[EMAIL PROTECTED] wrote:
On Thu, Jul 31, 2008 at 02:50:48PM -0500, Gabriel Sechan wrote:
Sure.  Now lets say we have 10 registers of 32 bits.  Since we don't know how 
they may effect state we have to try all combinations, that's a mere 2^320 
states per instruction, for a mere 2^352 total tests.  Let me know when they 
finish, and we can start testing ram configurations :)

Ideally I'd like to brute force everything but I *can* use a little judgment to
trim down the search space....

For example, I can try just a few register values like

0x00000000
0xffffffff
0x7fffffff
etc.

Likewise for RAM.  That would have to be good enough until someone
gives me a quantum computer.

Can you? Are you sure that those values hit *all* the internal states? How do you know?

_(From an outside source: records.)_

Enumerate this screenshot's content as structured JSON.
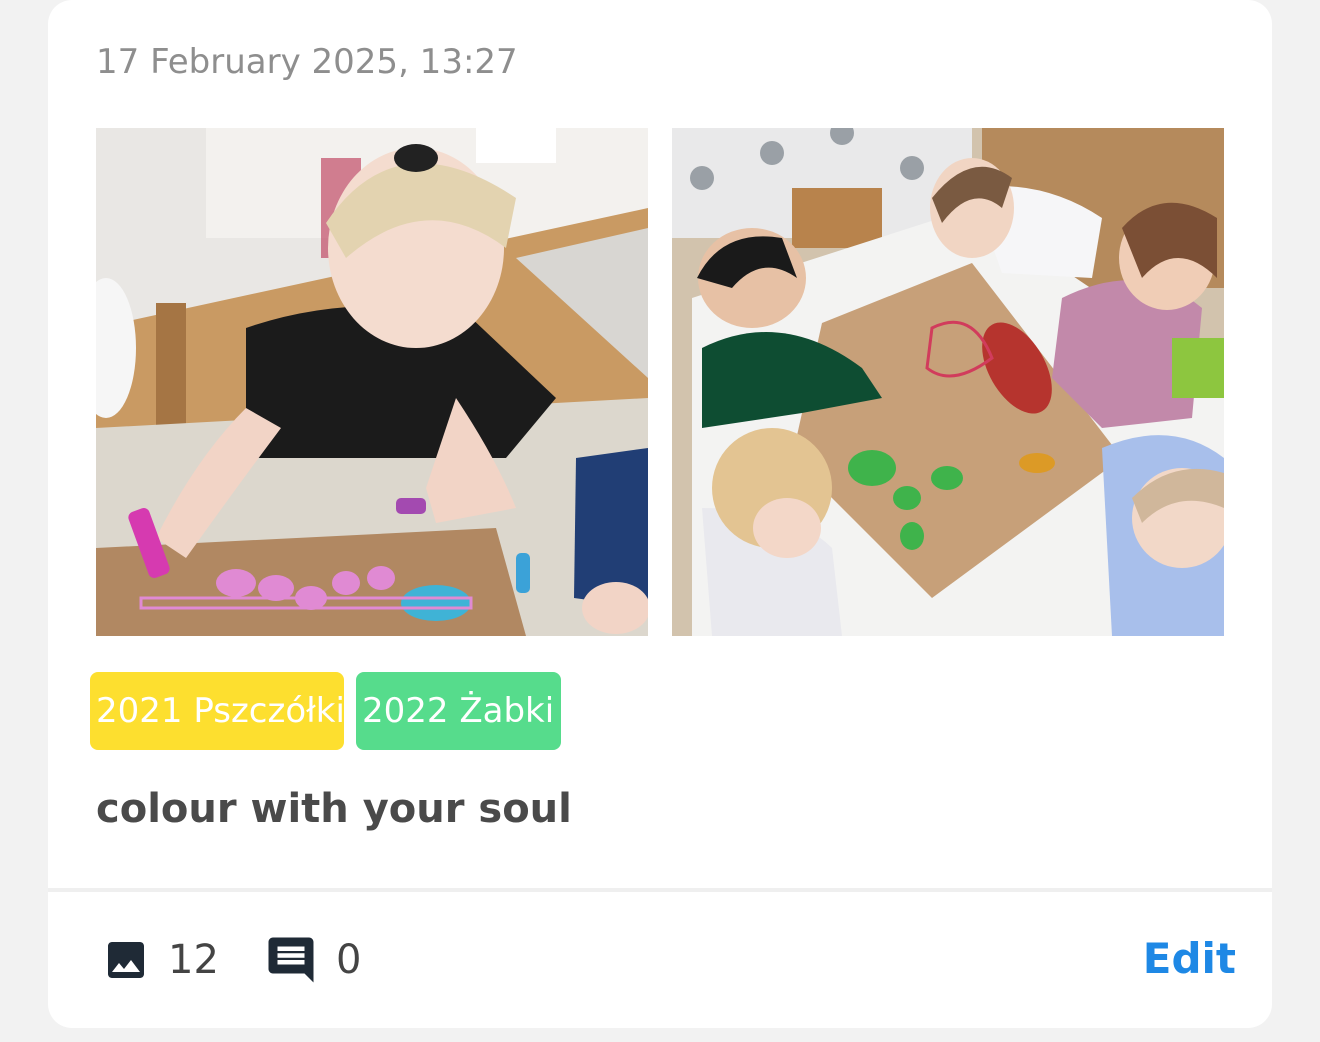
{
  "post": {
    "date": "17 February 2025, 13:27",
    "photos": [
      {
        "name": "girl-coloring-photo"
      },
      {
        "name": "children-painting-photo"
      }
    ],
    "tags": [
      {
        "label": "2021 Pszczółki",
        "color": "#fddf2f"
      },
      {
        "label": "2022 Żabki",
        "color": "#56dc8c"
      }
    ],
    "caption": "colour with your soul"
  },
  "footer": {
    "photos_icon": "image-icon",
    "photo_count": "12",
    "comments_icon": "comment-icon",
    "comment_count": "0",
    "edit_label": "Edit"
  },
  "colors": {
    "accent": "#1e88e5",
    "icon": "#1f2a36"
  }
}
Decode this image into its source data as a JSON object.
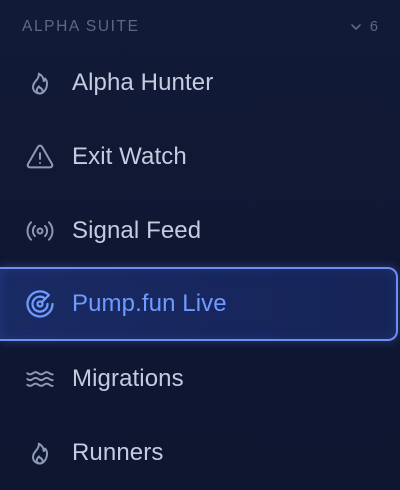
{
  "section": {
    "title": "ALPHA SUITE",
    "count": "6",
    "chevron_icon": "chevron-down-icon"
  },
  "items": [
    {
      "label": "Alpha Hunter",
      "icon": "flame-icon",
      "active": false
    },
    {
      "label": "Exit Watch",
      "icon": "warning-triangle-icon",
      "active": false
    },
    {
      "label": "Signal Feed",
      "icon": "broadcast-icon",
      "active": false
    },
    {
      "label": "Pump.fun Live",
      "icon": "radar-icon",
      "active": true
    },
    {
      "label": "Migrations",
      "icon": "waves-icon",
      "active": false
    },
    {
      "label": "Runners",
      "icon": "flame-icon",
      "active": false
    }
  ],
  "colors": {
    "background": "#0f1731",
    "muted_text": "#5c6a8a",
    "item_text": "#c4cce0",
    "active_text": "#6e9bff",
    "active_border": "#6f8ff0",
    "active_bg": "#1a2a64"
  }
}
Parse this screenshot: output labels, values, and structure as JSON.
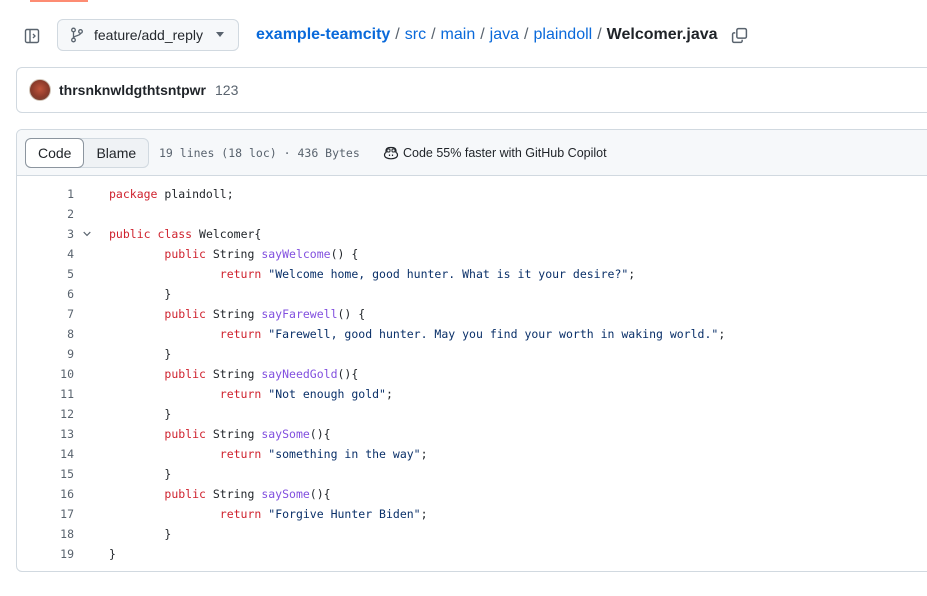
{
  "header": {
    "branch": "feature/add_reply",
    "breadcrumb": {
      "repo": "example-teamcity",
      "segments": [
        "src",
        "main",
        "java",
        "plaindoll"
      ],
      "file": "Welcomer.java",
      "separator": "/"
    }
  },
  "commit": {
    "user": "thrsnknwldgthtsntpwr",
    "count": "123"
  },
  "file": {
    "tabs": [
      "Code",
      "Blame"
    ],
    "active_tab": "Code",
    "meta": "19 lines (18 loc) · 436 Bytes",
    "copilot": "Code 55% faster with GitHub Copilot",
    "lines": [
      {
        "n": "1",
        "tokens": [
          {
            "t": "package",
            "c": "kw"
          },
          {
            "t": " plaindoll;",
            "c": ""
          }
        ]
      },
      {
        "n": "2",
        "tokens": []
      },
      {
        "n": "3",
        "fold": true,
        "tokens": [
          {
            "t": "public",
            "c": "kw"
          },
          {
            "t": " ",
            "c": ""
          },
          {
            "t": "class",
            "c": "kw"
          },
          {
            "t": " Welcomer{",
            "c": ""
          }
        ]
      },
      {
        "n": "4",
        "tokens": [
          {
            "t": "        ",
            "c": ""
          },
          {
            "t": "public",
            "c": "kw"
          },
          {
            "t": " String ",
            "c": ""
          },
          {
            "t": "sayWelcome",
            "c": "fn"
          },
          {
            "t": "() {",
            "c": ""
          }
        ]
      },
      {
        "n": "5",
        "tokens": [
          {
            "t": "                ",
            "c": ""
          },
          {
            "t": "return",
            "c": "kw"
          },
          {
            "t": " ",
            "c": ""
          },
          {
            "t": "\"Welcome home, good hunter. What is it your desire?\"",
            "c": "str"
          },
          {
            "t": ";",
            "c": ""
          }
        ]
      },
      {
        "n": "6",
        "tokens": [
          {
            "t": "        }",
            "c": ""
          }
        ]
      },
      {
        "n": "7",
        "tokens": [
          {
            "t": "        ",
            "c": ""
          },
          {
            "t": "public",
            "c": "kw"
          },
          {
            "t": " String ",
            "c": ""
          },
          {
            "t": "sayFarewell",
            "c": "fn"
          },
          {
            "t": "() {",
            "c": ""
          }
        ]
      },
      {
        "n": "8",
        "tokens": [
          {
            "t": "                ",
            "c": ""
          },
          {
            "t": "return",
            "c": "kw"
          },
          {
            "t": " ",
            "c": ""
          },
          {
            "t": "\"Farewell, good hunter. May you find your worth in waking world.\"",
            "c": "str"
          },
          {
            "t": ";",
            "c": ""
          }
        ]
      },
      {
        "n": "9",
        "tokens": [
          {
            "t": "        }",
            "c": ""
          }
        ]
      },
      {
        "n": "10",
        "tokens": [
          {
            "t": "        ",
            "c": ""
          },
          {
            "t": "public",
            "c": "kw"
          },
          {
            "t": " String ",
            "c": ""
          },
          {
            "t": "sayNeedGold",
            "c": "fn"
          },
          {
            "t": "(){",
            "c": ""
          }
        ]
      },
      {
        "n": "11",
        "tokens": [
          {
            "t": "                ",
            "c": ""
          },
          {
            "t": "return",
            "c": "kw"
          },
          {
            "t": " ",
            "c": ""
          },
          {
            "t": "\"Not enough gold\"",
            "c": "str"
          },
          {
            "t": ";",
            "c": ""
          }
        ]
      },
      {
        "n": "12",
        "tokens": [
          {
            "t": "        }",
            "c": ""
          }
        ]
      },
      {
        "n": "13",
        "tokens": [
          {
            "t": "        ",
            "c": ""
          },
          {
            "t": "public",
            "c": "kw"
          },
          {
            "t": " String ",
            "c": ""
          },
          {
            "t": "saySome",
            "c": "fn"
          },
          {
            "t": "(){",
            "c": ""
          }
        ]
      },
      {
        "n": "14",
        "tokens": [
          {
            "t": "                ",
            "c": ""
          },
          {
            "t": "return",
            "c": "kw"
          },
          {
            "t": " ",
            "c": ""
          },
          {
            "t": "\"something in the way\"",
            "c": "str"
          },
          {
            "t": ";",
            "c": ""
          }
        ]
      },
      {
        "n": "15",
        "tokens": [
          {
            "t": "        }",
            "c": ""
          }
        ]
      },
      {
        "n": "16",
        "tokens": [
          {
            "t": "        ",
            "c": ""
          },
          {
            "t": "public",
            "c": "kw"
          },
          {
            "t": " String ",
            "c": ""
          },
          {
            "t": "saySome",
            "c": "fn"
          },
          {
            "t": "(){",
            "c": ""
          }
        ]
      },
      {
        "n": "17",
        "tokens": [
          {
            "t": "                ",
            "c": ""
          },
          {
            "t": "return",
            "c": "kw"
          },
          {
            "t": " ",
            "c": ""
          },
          {
            "t": "\"Forgive Hunter Biden\"",
            "c": "str"
          },
          {
            "t": ";",
            "c": ""
          }
        ]
      },
      {
        "n": "18",
        "tokens": [
          {
            "t": "        }",
            "c": ""
          }
        ]
      },
      {
        "n": "19",
        "tokens": [
          {
            "t": "}",
            "c": ""
          }
        ]
      }
    ]
  },
  "icons": {
    "sidebar": "sidebar-expand-icon",
    "branch": "git-branch-icon",
    "caret": "triangle-down-icon",
    "copy": "copy-icon",
    "copilot": "copilot-icon",
    "fold": "chevron-down-icon"
  },
  "colors": {
    "link": "#0969da",
    "keyword": "#cf222e",
    "function": "#8250df",
    "string": "#0a3069",
    "accent": "#fd8c73"
  }
}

Before thinking about this in terms of a microprocessor, think about it solely for a 64bit x 64bit multiplier. It's a whole lot easier and doesn't have that nasty "state" stuff mucking it up, and you know *exactly* how many input and output values there are. It also has the property that multiple input states can map to the same output state (6x8=48 and 12*4=48, for example) so you can't rely on the fact that enumerating all output states is sufficient.

So, what are the "interesting" test values? Which values are required to test all of the internal gates? How do I *know* that my algorithm is correct (most hardware multipliers do Booth recoding--that creates some unusual "interesting" test values)?

There is a reason why the high reliability microprocessors compute a "residue multiplication" alongside the real multiplication. If the computed residue doesn't match the residue of the result, it throws a machine fault.

Normally, this is to catch intermittent errors (it will retry the computation before fully halting), but it can also catch implementation faults.